Uber’s effects on existing systems have been a continuation of neoliberal attacks on regulation and shredding of both worker and consumer protections. The road to monopoly power has been paved with broken laws and decimated transit systems. Price regulations are scoffed at; minimum-wage laws lead Uber to declare that it will exit an entire market. The technology is certainly helping bring dynamic pricing to a shop near you, but the real problem here remains brute force and a lack of political will to change.
Attoh and his co-authors’ research bears that out. They started out, he said, intending to look at Uber drivers’ working conditions, but at the time, the company was battling a bill in D.C. that would have put a price floor on fares. “In response, they encouraged everyone who had taken Uber—they have their contact information—to write into their city council person. And so they killed the bill,” Attoh said.
That turned their research to the question of how Uber exploits gaps in the social safety net and manipulates our expectation of public versus private, regulated versus the free market. Uber, Attoh noted, becomes part of our transportation infrastructure, not just a private service provider, which increases its ability to set prices. “There has been a real shift in what people expect just given the technology,” he said. “This phone gives them access to a whole servant class with immediate one click on demand.” But what happens when you become dependent on a service and then the price goes through the roof?

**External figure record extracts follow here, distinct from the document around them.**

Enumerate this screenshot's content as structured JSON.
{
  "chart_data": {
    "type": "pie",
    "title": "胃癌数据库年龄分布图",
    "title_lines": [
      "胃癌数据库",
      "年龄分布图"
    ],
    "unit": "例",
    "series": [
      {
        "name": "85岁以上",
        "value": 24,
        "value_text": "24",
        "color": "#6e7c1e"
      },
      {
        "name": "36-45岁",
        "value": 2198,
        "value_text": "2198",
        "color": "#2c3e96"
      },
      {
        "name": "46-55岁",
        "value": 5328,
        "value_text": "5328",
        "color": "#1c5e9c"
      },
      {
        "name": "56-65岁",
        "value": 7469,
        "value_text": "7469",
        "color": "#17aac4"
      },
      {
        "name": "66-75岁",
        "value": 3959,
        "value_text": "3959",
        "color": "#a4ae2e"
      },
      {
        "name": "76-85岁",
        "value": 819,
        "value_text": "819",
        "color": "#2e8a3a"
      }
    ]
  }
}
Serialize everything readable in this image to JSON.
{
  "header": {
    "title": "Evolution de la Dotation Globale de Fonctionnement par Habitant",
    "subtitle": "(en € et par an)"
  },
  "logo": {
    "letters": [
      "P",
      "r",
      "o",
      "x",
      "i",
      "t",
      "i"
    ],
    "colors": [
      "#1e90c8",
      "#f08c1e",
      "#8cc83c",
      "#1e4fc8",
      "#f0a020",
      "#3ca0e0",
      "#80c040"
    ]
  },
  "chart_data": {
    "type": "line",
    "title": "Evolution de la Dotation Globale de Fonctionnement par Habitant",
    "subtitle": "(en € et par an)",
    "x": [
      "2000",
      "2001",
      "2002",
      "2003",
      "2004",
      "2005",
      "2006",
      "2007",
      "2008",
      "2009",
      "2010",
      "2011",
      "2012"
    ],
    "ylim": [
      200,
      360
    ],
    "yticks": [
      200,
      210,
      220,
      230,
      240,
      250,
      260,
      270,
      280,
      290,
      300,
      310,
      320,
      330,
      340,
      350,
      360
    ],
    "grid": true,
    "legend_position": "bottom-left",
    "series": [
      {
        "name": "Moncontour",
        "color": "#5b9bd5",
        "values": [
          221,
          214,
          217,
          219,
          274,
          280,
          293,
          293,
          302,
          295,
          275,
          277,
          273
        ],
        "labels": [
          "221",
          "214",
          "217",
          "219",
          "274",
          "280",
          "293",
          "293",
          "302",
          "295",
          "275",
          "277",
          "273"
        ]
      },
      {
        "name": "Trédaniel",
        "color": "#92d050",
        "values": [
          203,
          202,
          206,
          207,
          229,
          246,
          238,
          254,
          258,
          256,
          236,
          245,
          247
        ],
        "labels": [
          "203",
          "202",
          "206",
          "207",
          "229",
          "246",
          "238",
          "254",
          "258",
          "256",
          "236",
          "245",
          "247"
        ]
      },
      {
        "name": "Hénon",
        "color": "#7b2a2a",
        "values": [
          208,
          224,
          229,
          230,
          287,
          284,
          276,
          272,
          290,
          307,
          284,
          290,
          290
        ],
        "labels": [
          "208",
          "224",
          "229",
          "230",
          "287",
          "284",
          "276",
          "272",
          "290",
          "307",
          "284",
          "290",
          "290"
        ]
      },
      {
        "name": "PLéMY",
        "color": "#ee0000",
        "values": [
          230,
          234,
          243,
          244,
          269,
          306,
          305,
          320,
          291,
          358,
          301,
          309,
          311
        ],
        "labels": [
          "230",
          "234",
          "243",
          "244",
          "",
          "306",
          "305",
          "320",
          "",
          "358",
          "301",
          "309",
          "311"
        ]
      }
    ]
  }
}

As I write this, the state of Minnesota is negotiating with Uber and Lyft to keep operating after the companies threatened to pull out to avoid paying a minimum wage to drivers in Minneapolis. The city passed an ordinance requiring a pay rate of at least $1.40 per mile in the city limits. The rideshare companies freaked out. Price increases are one thing. Regulations, it seems, are quite another.

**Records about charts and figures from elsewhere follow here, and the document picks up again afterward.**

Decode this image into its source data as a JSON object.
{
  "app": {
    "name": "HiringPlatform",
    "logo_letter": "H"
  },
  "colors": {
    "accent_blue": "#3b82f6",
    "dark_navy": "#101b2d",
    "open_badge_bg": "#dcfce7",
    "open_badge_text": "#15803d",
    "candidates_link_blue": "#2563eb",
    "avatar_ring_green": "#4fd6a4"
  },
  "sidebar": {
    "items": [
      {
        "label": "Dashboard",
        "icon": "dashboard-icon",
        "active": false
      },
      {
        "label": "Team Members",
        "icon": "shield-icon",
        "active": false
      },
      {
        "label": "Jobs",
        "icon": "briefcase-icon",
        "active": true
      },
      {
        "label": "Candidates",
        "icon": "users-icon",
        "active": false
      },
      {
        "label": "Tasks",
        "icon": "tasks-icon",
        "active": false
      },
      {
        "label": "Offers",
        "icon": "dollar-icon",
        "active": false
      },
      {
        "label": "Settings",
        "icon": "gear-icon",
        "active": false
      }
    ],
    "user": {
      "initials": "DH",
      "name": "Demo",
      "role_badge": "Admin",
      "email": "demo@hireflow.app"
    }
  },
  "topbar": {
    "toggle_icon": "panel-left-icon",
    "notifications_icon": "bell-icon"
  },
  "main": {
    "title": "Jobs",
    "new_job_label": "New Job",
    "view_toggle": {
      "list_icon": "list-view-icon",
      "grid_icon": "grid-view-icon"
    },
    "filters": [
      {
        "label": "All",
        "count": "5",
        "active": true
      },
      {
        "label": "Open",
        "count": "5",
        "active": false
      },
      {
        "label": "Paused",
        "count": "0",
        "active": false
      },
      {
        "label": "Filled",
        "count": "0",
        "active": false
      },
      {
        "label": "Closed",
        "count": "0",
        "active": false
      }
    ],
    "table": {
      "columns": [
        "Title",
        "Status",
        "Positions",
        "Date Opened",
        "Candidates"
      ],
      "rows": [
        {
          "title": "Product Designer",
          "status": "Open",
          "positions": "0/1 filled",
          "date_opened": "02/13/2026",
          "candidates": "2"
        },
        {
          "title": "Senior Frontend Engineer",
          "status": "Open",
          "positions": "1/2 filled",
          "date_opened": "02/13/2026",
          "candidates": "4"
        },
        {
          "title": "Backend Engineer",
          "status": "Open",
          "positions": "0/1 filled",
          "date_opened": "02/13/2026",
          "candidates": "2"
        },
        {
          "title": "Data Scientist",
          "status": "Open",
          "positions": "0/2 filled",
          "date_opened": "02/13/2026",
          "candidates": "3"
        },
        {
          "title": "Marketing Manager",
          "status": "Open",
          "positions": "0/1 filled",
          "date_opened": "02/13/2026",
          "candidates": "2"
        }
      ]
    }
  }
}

Yet wouldn’t all these sophisticated pricing algorithms have an easy enough time calculating the minimum rate and setting prices accordingly? Surely they’re capable of such a thing. But that’s not the point of the screaming and wailing and threats. Rather, the point is once again that the company’s right to set prices should not be impinged upon by human beings’ pesky needs, whether that be to move around the city or to make a living wage.
The flip side of the ongoing job precarity, for gig workers and Wendy’s workers alike, is a new pricing precarity, where you never really know what anything will cost and it becomes impossible to make a budget, to plan ahead at all. This is why people worry about inflation, and this is why gig work, as Veena Dubal pointed out, is so particularly dehumanizing.

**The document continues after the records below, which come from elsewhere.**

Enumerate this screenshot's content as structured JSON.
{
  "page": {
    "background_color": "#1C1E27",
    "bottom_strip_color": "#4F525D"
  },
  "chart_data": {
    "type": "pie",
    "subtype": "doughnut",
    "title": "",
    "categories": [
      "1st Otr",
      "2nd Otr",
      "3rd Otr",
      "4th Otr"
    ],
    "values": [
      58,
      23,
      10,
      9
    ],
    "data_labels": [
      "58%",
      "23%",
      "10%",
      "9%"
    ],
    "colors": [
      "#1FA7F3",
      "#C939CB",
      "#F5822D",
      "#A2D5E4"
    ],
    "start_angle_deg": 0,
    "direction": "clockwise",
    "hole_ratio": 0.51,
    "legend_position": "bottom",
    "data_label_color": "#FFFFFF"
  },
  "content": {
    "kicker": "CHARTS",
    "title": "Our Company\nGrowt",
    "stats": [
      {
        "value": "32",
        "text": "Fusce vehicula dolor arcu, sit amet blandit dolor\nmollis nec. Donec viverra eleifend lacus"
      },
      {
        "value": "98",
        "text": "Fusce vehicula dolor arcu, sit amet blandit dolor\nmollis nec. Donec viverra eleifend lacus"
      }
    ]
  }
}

In this sense, the fight for Minneapolis Uber drivers’ wages is actually a fight that affects all of us, because it is a fight over who will run the city: the elected government, or corporate power.
POSTSCRIPT: In May, Minneapolis and Uber reached agreement to keep the company driving in the state. While the agreement requires a lower minimum wage than the city of Minneapolis wanted, Eid Ali, president of the Minnesota Uber/Lyft Drivers Association, said, “for now, it was one absolutely important and crucial step that was taken towards the right direction.” A few days later, London drivers, complaining about the opaque pay system, alleged to Wired that Uber was using surge pricing not just during times of peak demand, but all the time.